Covalently cross-linked MnSOD variants. Disulfide engineering methods have been used to introduce cysteine pairs into MnSOD, which were covalently cross-linked to form disulfides by oxidation or bridged by treatment with a bifunctional thiol reagent (dBmBr). The locations of the cross-links are mapped onto the native MnSOD structure (PDB ID 1VEW). Prepared with the programs molscript [106] and raster3d [107].

Fig. 11

Hypothetical structures for apo-MnSOD conformational gating states. (A) Closed gate conformation for apo-MnSOD, based on the structure of the metallated holoenzyme (PDB 1vew). The dashed line represents the subunit interface.
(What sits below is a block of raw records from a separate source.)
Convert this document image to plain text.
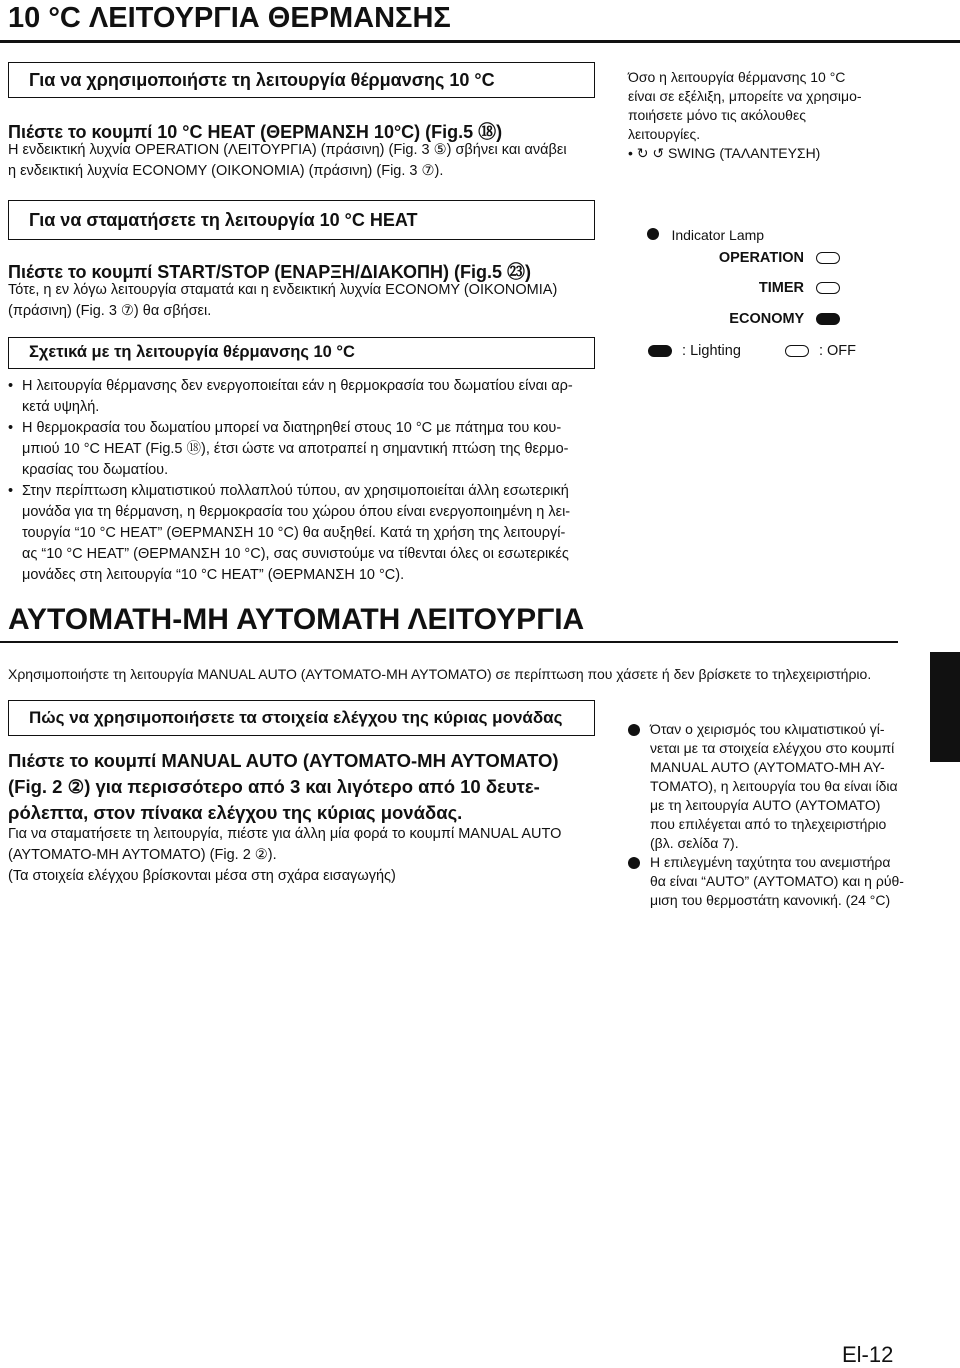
10 °C ΛΕΙΤΟΥΡΓΙΑ ΘΕΡΜΑΝΣΗΣ
Για να χρησιμοποιήστε τη λειτουργία θέρμανσης 10 °C
Πιέστε το κουμπί 10 °C HEAT (ΘΕΡΜΑΝΣΗ 10°C) (Fig.5 ⑱)
Η ενδεικτική λυχνία OPERATION (ΛΕΙΤΟΥΡΓΙΑ) (πράσινη) (Fig. 3 ⑤) σβήνει και ανάβει
η ενδεικτική λυχνία ECONOMY (OIKONOMIA) (πράσινη) (Fig. 3 ⑦).
Όσο η λειτουργία θέρμανσης 10 °C
είναι σε εξέλιξη, μπορείτε να χρησιμο-
ποιήσετε μόνο τις ακόλουθες
λειτουργίες.
• ↻ ↺ SWING (ΤΑΛΑΝΤΕΥΣΗ)
Για να σταματήσετε τη λειτουργία 10 °C HEAT
Πιέστε το κουμπί START/STOP (ΕΝΑΡΞΗ/ΔΙΑΚΟΠΗ) (Fig.5 ㉓)
Τότε, η εν λόγω λειτουργία σταματά και η ενδεικτική λυχνία ECONOMY (OIKONOMIA)
(πράσινη) (Fig. 3 ⑦) θα σβήσει.
Indicator Lamp
OPERATION
TIMER
ECONOMY
: Lighting	: OFF
Σχετικά με τη λειτουργία θέρμανσης 10 °C
• Η λειτουργία θέρμανσης δεν ενεργοποιείται εάν η θερμοκρασία του δωματίου είναι αρ-
κετά υψηλή.
• Η θερμοκρασία του δωματίου μπορεί να διατηρηθεί στους 10 °C με πάτημα του κου-
μπιού 10 °C HEAT (Fig.5 ⑱), έτσι ώστε να αποτραπεί η σημαντική πτώση της θερμο-
κρασίας του δωματίου.
• Στην περίπτωση κλιματιστικού πολλαπλού τύπου, αν χρησιμοποιείται άλλη εσωτερική
μονάδα για τη θέρμανση, η θερμοκρασία του χώρου όπου είναι ενεργοποιημένη η λει-
τουργία “10 °C HEAT” (ΘΕΡΜΑΝΣΗ 10 °C) θα αυξηθεί. Κατά τη χρήση της λειτουργί-
ας “10 °C HEAT” (ΘΕΡΜΑΝΣΗ 10 °C), σας συνιστούμε να τίθενται όλες οι εσωτερικές
μονάδες στη λειτουργία “10 °C HEAT” (ΘΕΡΜΑΝΣΗ 10 °C).
ΑΥΤΟΜΑΤΗ-ΜΗ ΑΥΤΟΜΑΤΗ ΛΕΙΤΟΥΡΓΙΑ
Χρησιμοποιήστε τη λειτουργία MANUAL AUTO (ΑΥΤΟΜΑΤΟ-ΜΗ ΑΥΤΟΜΑΤΟ) σε περίπτωση που χάσετε ή δεν βρίσκετε το τηλεχειριστήριο.
Πώς να χρησιμοποιήσετε τα στοιχεία ελέγχου της κύριας μονάδας
Πιέστε το κουμπί MANUAL AUTO (ΑΥΤΟΜΑΤΟ-ΜΗ ΑΥΤΟΜΑΤΟ)
(Fig. 2 ②) για περισσότερο από 3 και λιγότερο από 10 δευτε-
ρόλεπτα, στον πίνακα ελέγχου της κύριας μονάδας.
Για να σταματήσετε τη λειτουργία, πιέστε για άλλη μία φορά το κουμπί MANUAL AUTO
(ΑΥΤΟΜΑΤΟ-ΜΗ ΑΥΤΟΜΑΤΟ) (Fig. 2 ②).
(Τα στοιχεία ελέγχου βρίσκονται μέσα στη σχάρα εισαγωγής)
Όταν ο χειρισμός του κλιματιστικού γί-
νεται με τα στοιχεία ελέγχου στο κουμπί
MANUAL AUTO (ΑΥΤΟΜΑΤΟ-ΜΗ ΑΥ-
ΤΟΜΑΤΟ), η λειτουργία του θα είναι ίδια
με τη λειτουργία AUTO (ΑΥΤΟΜΑΤΟ)
που επιλέγεται από το τηλεχειριστήριο
(βλ. σελίδα 7).
Η επιλεγμένη ταχύτητα του ανεμιστήρα
θα είναι “AUTO” (ΑΥΤΟΜΑΤΟ) και η ρύθ-
μιση του θερμοστάτη κανονική. (24 °C)
El-12
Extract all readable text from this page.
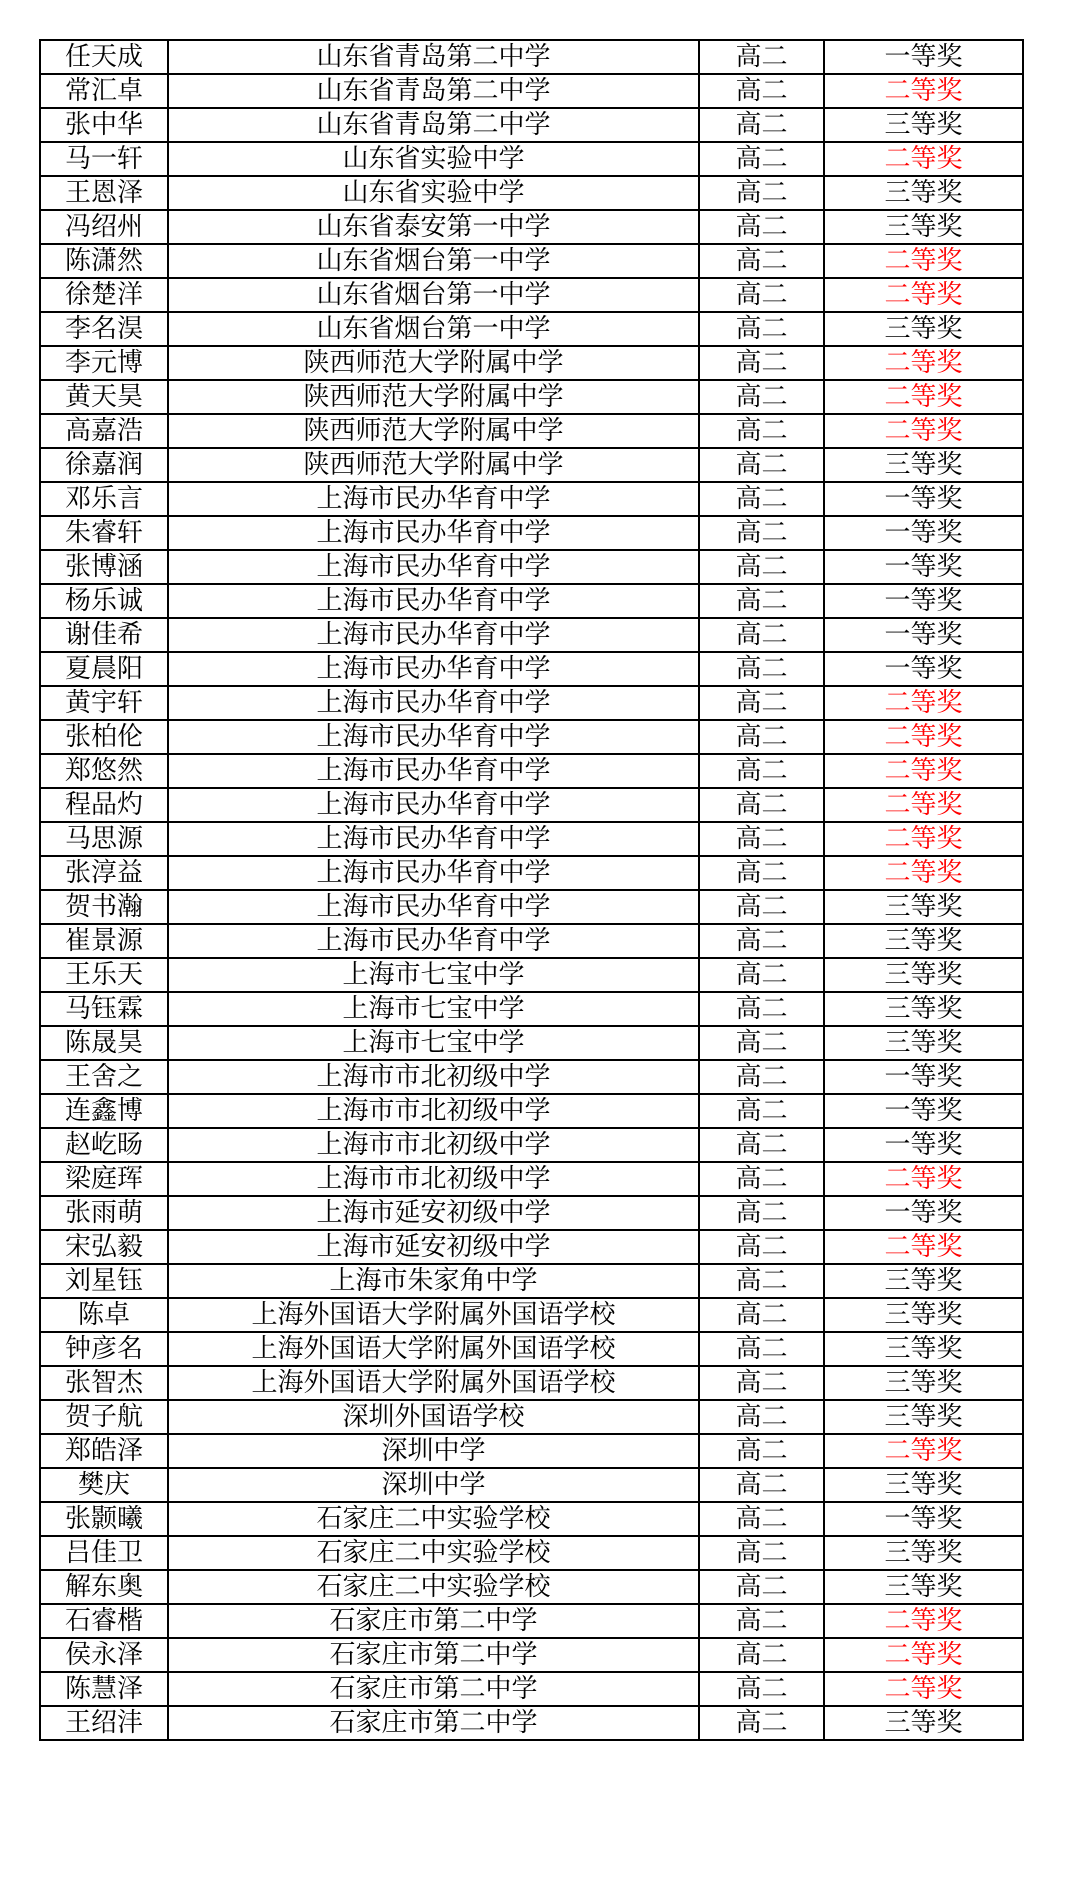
任天成	山东省青岛第二中学	高二	一等奖
常汇卓	山东省青岛第二中学	高二	二等奖
张中华	山东省青岛第二中学	高二	三等奖
马一轩	山东省实验中学	高二	二等奖
王恩泽	山东省实验中学	高二	三等奖
冯绍州	山东省泰安第一中学	高二	三等奖
陈潇然	山东省烟台第一中学	高二	二等奖
徐楚洋	山东省烟台第一中学	高二	二等奖
李名淏	山东省烟台第一中学	高二	三等奖
李元博	陕西师范大学附属中学	高二	二等奖
黄天昊	陕西师范大学附属中学	高二	二等奖
高嘉浩	陕西师范大学附属中学	高二	二等奖
徐嘉润	陕西师范大学附属中学	高二	三等奖
邓乐言	上海市民办华育中学	高二	一等奖
朱睿轩	上海市民办华育中学	高二	一等奖
张博涵	上海市民办华育中学	高二	一等奖
杨乐诚	上海市民办华育中学	高二	一等奖
谢佳希	上海市民办华育中学	高二	一等奖
夏晨阳	上海市民办华育中学	高二	一等奖
黄宇轩	上海市民办华育中学	高二	二等奖
张柏伦	上海市民办华育中学	高二	二等奖
郑悠然	上海市民办华育中学	高二	二等奖
程品灼	上海市民办华育中学	高二	二等奖
马思源	上海市民办华育中学	高二	二等奖
张淳益	上海市民办华育中学	高二	二等奖
贺书瀚	上海市民办华育中学	高二	三等奖
崔景源	上海市民办华育中学	高二	三等奖
王乐天	上海市七宝中学	高二	三等奖
马钰霖	上海市七宝中学	高二	三等奖
陈晟昊	上海市七宝中学	高二	三等奖
王舍之	上海市市北初级中学	高二	一等奖
连鑫博	上海市市北初级中学	高二	一等奖
赵屹旸	上海市市北初级中学	高二	一等奖
梁庭珲	上海市市北初级中学	高二	二等奖
张雨萌	上海市延安初级中学	高二	一等奖
宋弘毅	上海市延安初级中学	高二	二等奖
刘星钰	上海市朱家角中学	高二	三等奖
陈卓	上海外国语大学附属外国语学校	高二	三等奖
钟彦名	上海外国语大学附属外国语学校	高二	三等奖
张智杰	上海外国语大学附属外国语学校	高二	三等奖
贺子航	深圳外国语学校	高二	三等奖
郑皓泽	深圳中学	高二	二等奖
樊庆	深圳中学	高二	三等奖
张颢曦	石家庄二中实验学校	高二	一等奖
吕佳卫	石家庄二中实验学校	高二	三等奖
解东奥	石家庄二中实验学校	高二	三等奖
石睿楷	石家庄市第二中学	高二	二等奖
侯永泽	石家庄市第二中学	高二	二等奖
陈慧泽	石家庄市第二中学	高二	二等奖
王绍沣	石家庄市第二中学	高二	三等奖
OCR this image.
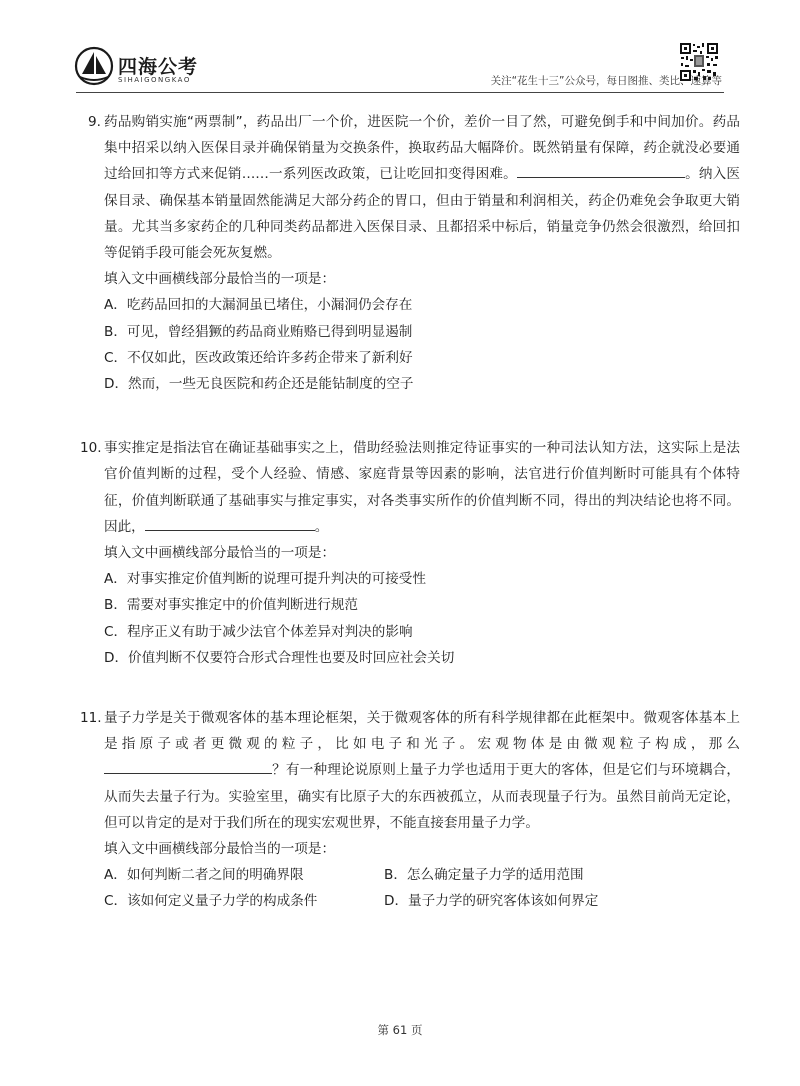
四海公考
SIHAIGONGKAO	关注“花生十三”公众号，每日图推、类比、速算等
9. 药品购销实施“两票制”，药品出厂一个价，进医院一个价，差价一目了然，可避免倒手和中间加价。药品集中招采以纳入医保目录并确保销量为交换条件，换取药品大幅降价。既然销量有保障，药企就没必要通过给回扣等方式来促销……一系列医改政策，已让吃回扣变得困难。	。纳入医保目录、确保基本销量固然能满足大部分药企的胃口，但由于销量和利润相关，药企仍难免会争取更大销量。尤其当多家药企的几种同类药品都进入医保目录、且都招采中标后，销量竞争仍然会很激烈，给回扣等促销手段可能会死灰复燃。

填入文中画横线部分最恰当的一项是：

A．吃药品回扣的大漏洞虽已堵住，小漏洞仍会存在

B．可见，曾经猖獗的药品商业贿赂已得到明显遏制

C．不仅如此，医改政策还给许多药企带来了新利好

D．然而，一些无良医院和药企还是能钻制度的空子

10. 事实推定是指法官在确证基础事实之上，借助经验法则推定待证事实的一种司法认知方法，这实际上是法官价值判断的过程，受个人经验、情感、家庭背景等因素的影响，法官进行价值判断时可能具有个体特征，价值判断联通了基础事实与推定事实，对各类事实所作的价值判断不同，得出的判决结论也将不同。因此，	。

填入文中画横线部分最恰当的一项是：

A．对事实推定价值判断的说理可提升判决的可接受性

B．需要对事实推定中的价值判断进行规范

C．程序正义有助于减少法官个体差异对判决的影响

D．价值判断不仅要符合形式合理性也要及时回应社会关切

11. 量子力学是关于微观客体的基本理论框架，关于微观客体的所有科学规律都在此框架中。微观客体基本上是指原子或者更微观的粒子，比如电子和光子。宏观物体是由微观粒子构成，那么？有一种理论说原则上量子力学也适用于更大的客体，但是它们与环境耦合，从而失去量子行为。实验室里，确实有比原子大的东西被孤立，从而表现量子行为。虽然目前尚无定论，但可以肯定的是对于我们所在的现实宏观世界，不能直接套用量子力学。

填入文中画横线部分最恰当的一项是：

A．如何判断二者之间的明确界限	B．怎么确定量子力学的适用范围
C．该如何定义量子力学的构成条件	D．量子力学的研究客体该如何界定
第 61 页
His171 serves as a metal ligand in the holoenzyme. Rotation of this side chain with reorientation of the interface-spanning Glu170 from the opposing subunit would open a large access channel into the metal binding region in the interior of the protein (B). Two additional residues, Tyr173 and Arg180, may serve to stabilize the protein in the open conformation. Prepared with the programs molscript [106] and raster3d [107].